Diese zunehmende Geschwindigkeit ist das Erbe des mooreschen Gesetzes. Die Hardware, die der digitalen Technologie zugrunde liegt, eignet sich für eine kontinuierliche Steigerung der Leistung und eine kontinuierliche Senkung des Preises. Da sich die Chips exponentiell entwickeln – 50 Prozent oder mehr, und das über viele Jahre hinweg jedes Jahr –, ermöglichen sie den Zugang zu einer unvorstellbaren Rechenleistung für triviale Geldbeträge. Diese Hyperdeflation schafft immer noch größere Möglichkeiten: neue Produkte, die sich wiederum schneller in unseren Volkswirtschaften verbreiten können. Insgesamt handelt es sich um einen Prozess der ständigen Beschleunigung.

In den ersten Jahren des 21. Jahrhunderts bemerkten einige Technologen die Verlangsamung des mooreschen Gesetzes. Das war vielleicht nicht überraschend. Technologien neigen nicht dazu, sich unbegrenzt exponentiell zu verbessern. Autos sind heute nicht viel schneller als am Ende des Zweiten Weltkriegs. Moderne Passagierflugzeuge trudeln mit etwa 800 Kilometern pro Stunde dahin – nicht viel schneller als die 753 Kilometer pro Stunde, die die ersten Passagierjets in den 1950er-Jahren schafften.

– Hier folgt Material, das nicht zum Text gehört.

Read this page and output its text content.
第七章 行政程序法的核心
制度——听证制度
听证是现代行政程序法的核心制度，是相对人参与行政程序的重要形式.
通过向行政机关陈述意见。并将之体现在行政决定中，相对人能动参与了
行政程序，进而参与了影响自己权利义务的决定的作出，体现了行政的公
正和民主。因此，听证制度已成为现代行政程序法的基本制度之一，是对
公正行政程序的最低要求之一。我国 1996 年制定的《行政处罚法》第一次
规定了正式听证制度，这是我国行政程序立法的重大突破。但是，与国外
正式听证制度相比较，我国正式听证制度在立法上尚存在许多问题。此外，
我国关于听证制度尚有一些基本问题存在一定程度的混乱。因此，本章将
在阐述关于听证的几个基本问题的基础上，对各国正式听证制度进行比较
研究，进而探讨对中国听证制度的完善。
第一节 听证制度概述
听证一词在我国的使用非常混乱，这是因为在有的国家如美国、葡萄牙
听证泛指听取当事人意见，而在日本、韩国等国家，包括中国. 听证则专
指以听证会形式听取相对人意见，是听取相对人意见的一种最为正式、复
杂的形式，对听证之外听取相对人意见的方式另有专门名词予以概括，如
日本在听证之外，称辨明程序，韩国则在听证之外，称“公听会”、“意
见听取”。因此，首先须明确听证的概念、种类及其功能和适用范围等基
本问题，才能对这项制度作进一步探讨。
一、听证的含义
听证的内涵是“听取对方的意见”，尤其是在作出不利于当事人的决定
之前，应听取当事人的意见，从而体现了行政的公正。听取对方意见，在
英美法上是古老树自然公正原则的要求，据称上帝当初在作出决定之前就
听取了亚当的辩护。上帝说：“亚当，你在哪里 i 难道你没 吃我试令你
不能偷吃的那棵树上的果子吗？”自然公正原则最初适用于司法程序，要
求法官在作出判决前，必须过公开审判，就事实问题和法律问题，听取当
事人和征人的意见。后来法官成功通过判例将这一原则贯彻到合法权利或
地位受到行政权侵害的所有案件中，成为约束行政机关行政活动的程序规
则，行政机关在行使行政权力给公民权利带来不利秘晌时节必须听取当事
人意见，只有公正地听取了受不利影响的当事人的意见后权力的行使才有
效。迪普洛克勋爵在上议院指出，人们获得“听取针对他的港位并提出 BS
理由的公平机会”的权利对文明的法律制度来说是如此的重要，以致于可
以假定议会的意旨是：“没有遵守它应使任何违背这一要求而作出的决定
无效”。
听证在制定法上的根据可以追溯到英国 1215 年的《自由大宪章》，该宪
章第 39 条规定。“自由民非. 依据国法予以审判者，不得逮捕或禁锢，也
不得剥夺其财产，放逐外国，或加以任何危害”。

Und es spricht einiges dafür, dass unser derzeitiger Ansatz beim Chipdesign an die Grenzen des Machbaren stößt. Die Wissenschaftler haben immer kompliziertere Verfahren entwickelt, um Moores Vorhersagen zu erfüllen. Da die Transistoren immer kleiner werden, sind immer präzisere Maschinen zu ihrer Herstellung erforderlich: Die heutigen Halbleiterfabriken hängen von einer außerordentlich ausgefeilten Lasertechnologie ab, wobei die modernsten Laser pro Stück mehr als 100 Millionen Dollar kosten. Gleichzeitig stellt jede noch so kleine Veränderung der atmosphärischen Bedingungen in den Fabriken eine existenzielle Bedrohung für die mikroskopisch kleinen Transistoren dar: Ein einziges Staubkorn kann die Siliziumscheiben zerstören. Deshalb sind die Räume, in denen die Chips hergestellt werden, heute die ruhigsten der Welt und mit Heerscharen von Antivibrationsdämpfern ausgestattet. Sie sind auch die saubersten. Die Luft in diesen Räumen, die manchmal fast 19.000 Quadratmeter groß sind, wird oft 600-mal pro Stunde gefiltert. (Zum Vergleich: Die Luft im Operationssaal eines Krankenhauses muss nur 15-mal pro Stunde gereinigt werden.)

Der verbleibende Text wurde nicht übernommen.